State's judges not for sale; Big bucks not 'investing' in Arizona bench
Arizona Republic editorial, Nov. 10, 2004
Read it and smile, Arizona.
This state's Supreme Court judges are appointed, not elected. That means we
didn't have to read post-election coverage like this from the Charleston
Daily Mail in West Virginia:
"The state's newest Supreme Court justice says he will be an independent thinker
and will not be influenced by the estimated $3.5 million spent by a single coal
executive on his behalf."
Coal executive Don Blankenship's Massey Energy Co. will have several cases
before the West Virginia Supreme Court, according to the Charleston Gazette,
"including the company's appeal of a more than $60 million jury verdict against
it."
Blankenship says the money he spent on the race was not meant to buy influence.

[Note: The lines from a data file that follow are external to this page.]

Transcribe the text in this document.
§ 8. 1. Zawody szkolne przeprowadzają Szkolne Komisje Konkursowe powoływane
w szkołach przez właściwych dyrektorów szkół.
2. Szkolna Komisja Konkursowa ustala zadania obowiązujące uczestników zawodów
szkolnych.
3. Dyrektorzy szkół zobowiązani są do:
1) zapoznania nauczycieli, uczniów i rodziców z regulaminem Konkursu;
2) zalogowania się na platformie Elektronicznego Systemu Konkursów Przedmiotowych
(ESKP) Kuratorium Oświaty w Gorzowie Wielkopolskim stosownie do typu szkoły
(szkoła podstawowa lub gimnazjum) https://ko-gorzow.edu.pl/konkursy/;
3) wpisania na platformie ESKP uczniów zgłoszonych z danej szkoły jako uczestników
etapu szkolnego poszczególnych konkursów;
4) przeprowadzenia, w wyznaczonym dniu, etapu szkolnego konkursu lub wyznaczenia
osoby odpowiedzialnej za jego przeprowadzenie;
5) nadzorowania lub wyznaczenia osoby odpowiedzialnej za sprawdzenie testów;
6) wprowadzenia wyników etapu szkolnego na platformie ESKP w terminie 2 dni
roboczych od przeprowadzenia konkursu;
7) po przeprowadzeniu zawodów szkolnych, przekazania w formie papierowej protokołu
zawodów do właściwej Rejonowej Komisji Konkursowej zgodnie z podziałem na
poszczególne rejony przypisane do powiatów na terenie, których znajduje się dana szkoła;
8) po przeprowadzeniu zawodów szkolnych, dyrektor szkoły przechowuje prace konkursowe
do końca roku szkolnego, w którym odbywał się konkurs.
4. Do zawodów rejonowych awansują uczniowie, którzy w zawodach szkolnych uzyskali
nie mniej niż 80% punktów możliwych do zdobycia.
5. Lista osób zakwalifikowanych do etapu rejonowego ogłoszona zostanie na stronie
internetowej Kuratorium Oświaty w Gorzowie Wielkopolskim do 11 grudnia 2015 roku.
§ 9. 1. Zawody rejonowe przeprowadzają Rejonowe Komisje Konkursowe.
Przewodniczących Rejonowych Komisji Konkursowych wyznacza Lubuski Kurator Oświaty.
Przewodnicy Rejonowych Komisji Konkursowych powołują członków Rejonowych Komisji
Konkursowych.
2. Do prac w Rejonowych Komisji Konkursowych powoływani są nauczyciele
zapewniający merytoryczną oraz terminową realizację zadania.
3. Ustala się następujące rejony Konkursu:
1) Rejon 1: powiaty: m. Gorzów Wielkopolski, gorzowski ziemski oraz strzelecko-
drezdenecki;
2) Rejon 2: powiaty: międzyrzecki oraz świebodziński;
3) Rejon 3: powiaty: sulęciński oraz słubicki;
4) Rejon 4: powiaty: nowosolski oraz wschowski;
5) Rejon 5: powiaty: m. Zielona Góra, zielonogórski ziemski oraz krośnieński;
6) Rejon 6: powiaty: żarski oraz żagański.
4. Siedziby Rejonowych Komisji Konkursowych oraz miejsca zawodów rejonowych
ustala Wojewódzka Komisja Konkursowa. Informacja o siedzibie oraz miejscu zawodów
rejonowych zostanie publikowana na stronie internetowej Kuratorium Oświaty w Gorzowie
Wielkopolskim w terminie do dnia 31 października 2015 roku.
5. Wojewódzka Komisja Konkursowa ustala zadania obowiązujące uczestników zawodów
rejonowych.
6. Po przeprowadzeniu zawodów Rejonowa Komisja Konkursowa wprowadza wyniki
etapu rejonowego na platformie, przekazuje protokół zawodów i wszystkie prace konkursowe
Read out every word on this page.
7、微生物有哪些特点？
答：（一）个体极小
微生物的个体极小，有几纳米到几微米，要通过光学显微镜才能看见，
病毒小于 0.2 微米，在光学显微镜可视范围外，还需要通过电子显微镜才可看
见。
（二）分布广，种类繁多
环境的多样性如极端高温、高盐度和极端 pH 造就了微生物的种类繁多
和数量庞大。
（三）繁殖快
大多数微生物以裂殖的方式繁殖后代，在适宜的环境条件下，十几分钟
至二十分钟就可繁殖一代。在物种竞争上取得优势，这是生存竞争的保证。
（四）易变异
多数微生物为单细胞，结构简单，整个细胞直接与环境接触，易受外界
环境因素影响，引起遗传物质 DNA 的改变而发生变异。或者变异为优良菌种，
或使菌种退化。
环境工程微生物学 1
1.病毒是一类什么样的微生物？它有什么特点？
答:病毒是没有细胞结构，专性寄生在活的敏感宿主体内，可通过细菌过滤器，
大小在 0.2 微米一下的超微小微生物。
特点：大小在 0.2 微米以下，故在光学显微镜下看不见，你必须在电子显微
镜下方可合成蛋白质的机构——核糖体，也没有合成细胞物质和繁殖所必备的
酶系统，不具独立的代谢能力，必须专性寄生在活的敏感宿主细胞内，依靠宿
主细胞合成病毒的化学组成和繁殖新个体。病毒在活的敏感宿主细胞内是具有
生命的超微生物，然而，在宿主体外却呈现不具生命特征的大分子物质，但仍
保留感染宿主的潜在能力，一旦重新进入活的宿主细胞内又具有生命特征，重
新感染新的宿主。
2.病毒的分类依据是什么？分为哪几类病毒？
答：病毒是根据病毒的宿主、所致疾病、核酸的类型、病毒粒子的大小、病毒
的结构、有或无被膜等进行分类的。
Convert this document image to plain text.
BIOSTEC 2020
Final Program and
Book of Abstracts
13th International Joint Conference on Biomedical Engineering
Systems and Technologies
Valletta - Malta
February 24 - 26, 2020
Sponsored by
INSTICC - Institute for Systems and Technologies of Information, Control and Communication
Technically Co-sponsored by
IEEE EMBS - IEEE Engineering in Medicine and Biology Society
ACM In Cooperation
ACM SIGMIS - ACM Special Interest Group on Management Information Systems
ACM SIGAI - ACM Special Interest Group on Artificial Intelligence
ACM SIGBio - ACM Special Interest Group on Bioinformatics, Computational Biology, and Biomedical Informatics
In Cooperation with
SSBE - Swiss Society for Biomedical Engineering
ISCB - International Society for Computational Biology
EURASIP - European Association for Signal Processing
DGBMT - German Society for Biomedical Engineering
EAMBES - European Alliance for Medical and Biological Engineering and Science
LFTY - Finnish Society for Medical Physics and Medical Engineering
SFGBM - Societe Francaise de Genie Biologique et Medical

What would you think, if you lived in West Virginia?
The Associated Press says the race was "one of the nastiest and most expensive
judicial races in the nation."
It didn't happen here.
When a case comes before Arizona's Supreme Court, nobody wonders if the judgment
was prepaid with campaign contributions. Our Supreme Court justices are
appointed from a list of qualified applicants who have been well vettedNone of
these judges has to worry about alienating a potential donor over a ruling. None
of them has to think about how much money will be needed to finance re-election.
All of them can focus on the law and the individual facts of the case at hand,
which is exactly what an independent judiciary is supposed to do.
Arizona's got it. And that's worth celebrating.